La proposition de loi prévoit également une revalorisation salariale. "A ce titre, il est fondamental qu'ils ne fassent pas l'objet d'une simple reconnaissance juridique, mais aussi d'une rémunération à la pleine hauteur de leur mission", lit-on plus loin. Pour l'élu du Lot, il y a urgence. "Il y a des académies où c'est le désastre", expliquait-il dans les colonnes de La Dépêche du Midi. En une décennie, le nombre d'élèves en situation de handicap a triplé, passant de 100 000 [en 2004] à 320 000 en 2014". Il est aujourd'hui de 340 000.
Personne ne peut décemment regarder dans les yeux ces familles, ces enfants, ces adolescents, ces accompagnants et leur dire que l'urgence est ailleurs.
Aurélien Pradié, député LRà l'Assemblée nationale
La proposition de loi d'Aurélien Pradié n'ira pas plus loin. Déposée par le député LREM Gilles Le Gendre, la motion de rejet préalable a été adoptée par 70 voix contre 54. Dans le détail, 58 députés de la majorité ont voté en faveur de son rejet.

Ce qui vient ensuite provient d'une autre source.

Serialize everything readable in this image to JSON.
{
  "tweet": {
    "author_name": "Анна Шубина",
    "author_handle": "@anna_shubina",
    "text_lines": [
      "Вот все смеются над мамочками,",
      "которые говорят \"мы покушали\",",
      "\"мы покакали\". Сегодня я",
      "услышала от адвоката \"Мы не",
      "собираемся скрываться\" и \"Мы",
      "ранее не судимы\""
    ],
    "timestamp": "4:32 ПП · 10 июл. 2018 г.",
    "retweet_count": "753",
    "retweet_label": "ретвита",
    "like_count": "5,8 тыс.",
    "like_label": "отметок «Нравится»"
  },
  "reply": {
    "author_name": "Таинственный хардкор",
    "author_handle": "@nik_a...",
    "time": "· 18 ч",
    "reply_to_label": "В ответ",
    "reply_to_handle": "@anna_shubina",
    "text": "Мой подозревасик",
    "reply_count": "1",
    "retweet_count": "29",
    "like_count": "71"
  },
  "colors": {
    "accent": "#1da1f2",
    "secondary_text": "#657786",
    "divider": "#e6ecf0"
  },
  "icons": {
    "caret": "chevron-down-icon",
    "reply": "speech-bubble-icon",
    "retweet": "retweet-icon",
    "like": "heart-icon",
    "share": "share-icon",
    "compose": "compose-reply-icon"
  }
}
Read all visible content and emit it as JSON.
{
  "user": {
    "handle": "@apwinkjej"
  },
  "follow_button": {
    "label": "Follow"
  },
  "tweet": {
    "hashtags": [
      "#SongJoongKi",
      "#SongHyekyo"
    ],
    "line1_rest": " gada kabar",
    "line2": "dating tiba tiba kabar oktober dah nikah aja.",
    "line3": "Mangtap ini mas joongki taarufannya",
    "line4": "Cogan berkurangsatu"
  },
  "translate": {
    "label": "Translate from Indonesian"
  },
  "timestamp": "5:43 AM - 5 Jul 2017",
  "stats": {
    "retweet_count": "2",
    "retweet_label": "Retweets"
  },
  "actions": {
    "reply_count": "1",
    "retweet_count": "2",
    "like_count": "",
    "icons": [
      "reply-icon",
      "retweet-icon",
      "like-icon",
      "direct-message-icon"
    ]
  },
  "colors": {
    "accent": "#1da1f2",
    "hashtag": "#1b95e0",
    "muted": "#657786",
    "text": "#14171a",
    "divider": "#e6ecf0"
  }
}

Comment a réagi l'opposition ?
Pour les députés LR, ce rejet du texte avant même l'examen de ses articles est "une trahison". Des élus d'autres groupes se sont aussi dits "attristés". Mais l'intervention la plus frappante est celle de François Ruffin. Il a expliqué aux "marcheurs" que ce vote leur collerait "à la peau comme une infamie", il leur reproche aussi d'avoir voté "contre, contre, contre, comme des Playmobil".
Dans sa tirade, le député insoumis a évoqué "ces milliers de femmes dans le pays qui accompagnent les enfants handicapés dans les écoles. Elles sont sous-payées, 600, 700 euros, sous le seuil de pauvreté, avec des contrats ultra-précaires."
Pour changer ça, quelle proposition de loi avez-vous portée ? Rien, aucune !
François Ruffin, député "insoumis"à l'Assemblée nationale
Comment l'exécutif défend-il le rejet de ce texte ?
Pour Jean-Michel Blanquer, la proposition de loi comportait "bien entendu des éléments intéressants", notamment le principe de statut unique pour les aidants des élèves handicapés. Cet élément est d'ailleurs "très précisément la feuille de route que nous nous sommes fixée, a expliqué le ministre de l'Education nationale au député LR. Il y a donc un chemin qui est pris qui est clairement conforme à ce que vous appelez de vos vœux".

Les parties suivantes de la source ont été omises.